Goal: To create a ROS 2 node that can control the robot's joints to perform basic actions.

Tasks:

  1. Create a Control ROS 2 Node: Write a Python-based ROS 2 node (control_node.py) that:
    • Subscribes to a custom ROS 2 topic, e.g., /robot/commands, which will receive high-level commands like "walk_forward", "turn_left", or "reach_for_object".
    • Publishes joint position commands to the appropriate ROS 2 topics that control the humanoid's leg and arm joints in Isaac Sim.
    • Implements the low-level logic for the motion primitives. For example, the "walk_forward" command would trigger a pre-defined walking gait cycle.

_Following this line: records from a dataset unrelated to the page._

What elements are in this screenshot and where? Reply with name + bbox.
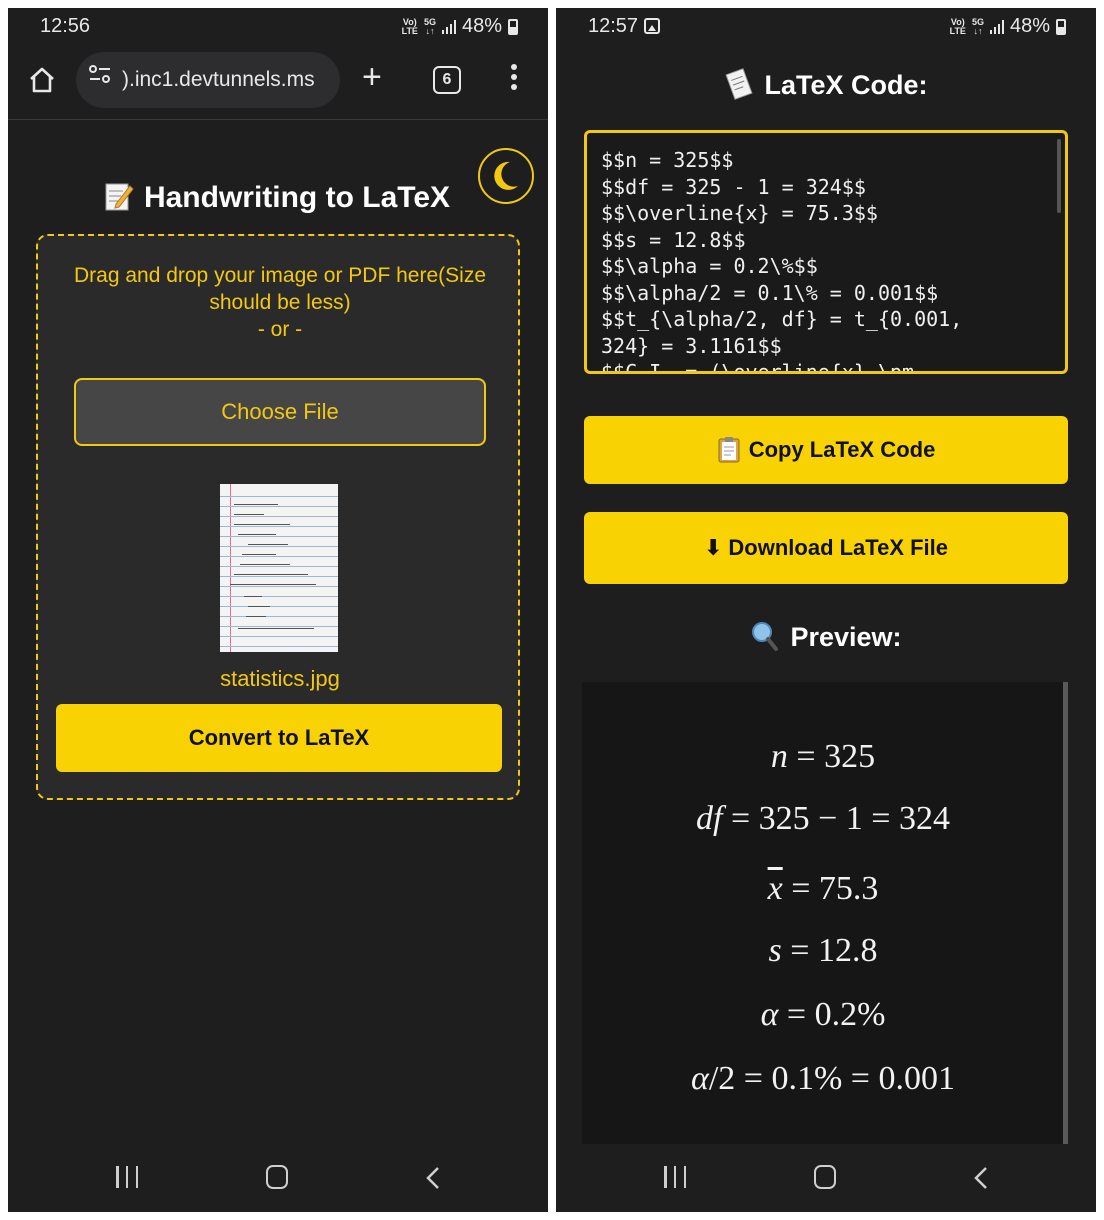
status-bar: 12:57 Vo) LTE 5G ↓↑ 48% xyxy=(556,8,1096,46)
choose-file-button[interactable]: Choose File xyxy=(74,378,486,446)
volte-icon: Vo) LTE xyxy=(401,16,418,36)
back-icon[interactable] xyxy=(422,1166,444,1190)
or-separator: - or - xyxy=(257,318,303,341)
address-bar[interactable]: ).inc1.devtunnels.ms xyxy=(76,52,340,108)
volte-icon: Vo) LTE xyxy=(949,16,966,36)
memo-icon xyxy=(105,183,134,211)
latex-title-text: LaTeX Code: xyxy=(764,70,928,100)
copy-label: Copy LaTeX Code xyxy=(748,437,936,462)
system-nav-bar xyxy=(556,1146,1096,1212)
5g-icon: 5G ↓↑ xyxy=(971,16,984,36)
status-icons: Vo) LTE 5G ↓↑ 48% xyxy=(950,15,1066,38)
home-nav-icon[interactable] xyxy=(266,1165,288,1189)
status-time: 12:57 xyxy=(588,15,639,37)
magnifier-icon xyxy=(752,622,779,651)
signal-icon xyxy=(441,19,456,34)
copy-latex-button[interactable]: Copy LaTeX Code xyxy=(584,416,1068,484)
drop-zone[interactable]: Drag and drop your image or PDF here(Siz… xyxy=(36,234,520,800)
preview-equation-mean: x = 75.3 xyxy=(767,870,879,907)
status-bar: 12:56 Vo) LTE 5G ↓↑ 48% xyxy=(8,8,548,46)
recents-icon[interactable] xyxy=(116,1166,138,1188)
file-name: statistics.jpg xyxy=(220,666,340,691)
preview-scrollbar[interactable] xyxy=(1063,682,1068,1144)
browser-toolbar: ).inc1.devtunnels.ms + 6 xyxy=(8,46,548,120)
latex-preview[interactable]: n = 325 df = 325 − 1 = 324 x = 75.3 s = … xyxy=(582,682,1068,1144)
page-title: Handwriting to LaTeX xyxy=(8,180,548,215)
latex-code-heading: LaTeX Code: xyxy=(556,68,1096,101)
download-label: Download LaTeX File xyxy=(728,535,949,560)
right-screen: 12:57 Vo) LTE 5G ↓↑ 48% LaTeX Code: $$n = … xyxy=(556,8,1096,1212)
home-nav-icon[interactable] xyxy=(814,1165,836,1189)
receipt-icon xyxy=(725,68,754,100)
more-menu-icon[interactable] xyxy=(508,64,520,94)
code-scrollbar[interactable] xyxy=(1057,139,1061,213)
drop-instructions: Drag and drop your image or PDF here(Siz… xyxy=(58,262,502,343)
convert-button[interactable]: Convert to LaTeX xyxy=(56,704,502,772)
battery-icon xyxy=(1056,18,1066,35)
left-screen: 12:56 Vo) LTE 5G ↓↑ 48% ).inc1.devtunnels.… xyxy=(8,8,548,1212)
recents-icon[interactable] xyxy=(664,1166,686,1188)
url-text: ).inc1.devtunnels.ms xyxy=(122,68,315,91)
preview-heading: Preview: xyxy=(556,620,1096,653)
back-icon[interactable] xyxy=(970,1166,992,1190)
download-latex-button[interactable]: ⬇ Download LaTeX File xyxy=(584,512,1068,584)
status-icons: Vo) LTE 5G ↓↑ 48% xyxy=(402,15,518,38)
home-icon[interactable] xyxy=(28,66,56,94)
title-text: Handwriting to LaTeX xyxy=(143,181,451,214)
preview-equation-sd: s = 12.8 xyxy=(768,932,878,969)
site-settings-icon[interactable] xyxy=(88,64,112,84)
battery-percent: 48% xyxy=(461,15,502,37)
drop-text: Drag and drop your image or PDF here(Siz… xyxy=(73,264,487,314)
tab-switcher-button[interactable]: 6 xyxy=(433,66,461,94)
new-tab-icon[interactable]: + xyxy=(362,60,382,94)
latex-code-text: $$n = 325$$ $$df = 325 - 1 = 324$$ $$\ov… xyxy=(601,148,963,374)
preview-equation-df: df = 325 − 1 = 324 xyxy=(696,800,950,837)
5g-icon: 5G ↓↑ xyxy=(423,16,436,36)
status-time: 12:56 xyxy=(40,15,91,37)
latex-code-textarea[interactable]: $$n = 325$$ $$df = 325 - 1 = 324$$ $$\ov… xyxy=(584,130,1068,374)
battery-percent: 48% xyxy=(1009,15,1050,37)
clipboard-icon xyxy=(718,437,740,463)
preview-equation-alpha: α = 0.2% xyxy=(760,996,886,1033)
gallery-notification-icon xyxy=(644,18,660,34)
preview-equation-n: n = 325 xyxy=(770,738,876,775)
uploaded-image-preview xyxy=(220,484,338,652)
preview-equation-alpha-half: α/2 = 0.1% = 0.001 xyxy=(691,1060,955,1097)
preview-title-text: Preview: xyxy=(790,622,902,652)
system-nav-bar xyxy=(8,1146,548,1212)
signal-icon xyxy=(989,19,1004,34)
battery-icon xyxy=(508,18,518,35)
download-arrow-icon: ⬇ xyxy=(703,535,723,560)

Phase 3: Behavior - The Brain of the Robot

Goal: To create a high-level "behavior" node that orchestrates the entire task.

Tasks:

  1. Create a Behavior ROS 2 Node: Write a Python-based ROS 2 node (behavior_node.py) that implements a state machine:
    • State 1: SEARCHING: The robot turns in place until the /detected_object/position topic publishes a message.
    • State 2: NAVIGATING:
      • Once the object is detected, the node calculates the path to the object.
      • It issues a sequence of "walk_forward" and "turn_left/right" commands to the control_node to move the robot towards the object.
    • State 3: REACHING: Once the robot is close to the object, it issues a "reach_for_object" command to the control_node.
    • State 4: GRASPING: Issues a command to close the gripper.
    • State 5: NAVIGATING_TO_GOAL: Navigates to a pre-defined drop-off location.
    • State 6: PLACING: Issues a command to open the gripper.
    • State 7: DONE: The task is complete.

ROS 2 Node Graph

graph TD
subgraph Isaac Sim
A[Camera Sensor]
B[Joint Controllers]
end
subgraph ROS 2 System
C[Perception Node]
D[Behavior Node]
E[Control Node]
end
A -- /camera/image_raw --> C
C -- /detected_object/position --> D
D -- /robot/commands --> E
E -- /joint_commands --> B

4. Deliverables

Your final submission for the capstone project should include:

  1. GitHub Repository: A link to a public GitHub repository containing all your ROS 2 packages and a launch file to start the entire system.
  2. README.md: A comprehensive README.md file in your repository with clear, step-by-step instructions on how to install dependencies, build your packages, and run your project.
  3. Video Demonstration: A high-quality video (2-4 minutes) demonstrating your autonomous humanoid successfully completing the entire task in Isaac Sim.
  4. Final Report: A 3-5 page report detailing:
    • The final architecture of your system.
    • The design decisions you made and why.
    • The major challenges you faced and how you solved them.
    • Potential improvements and future work.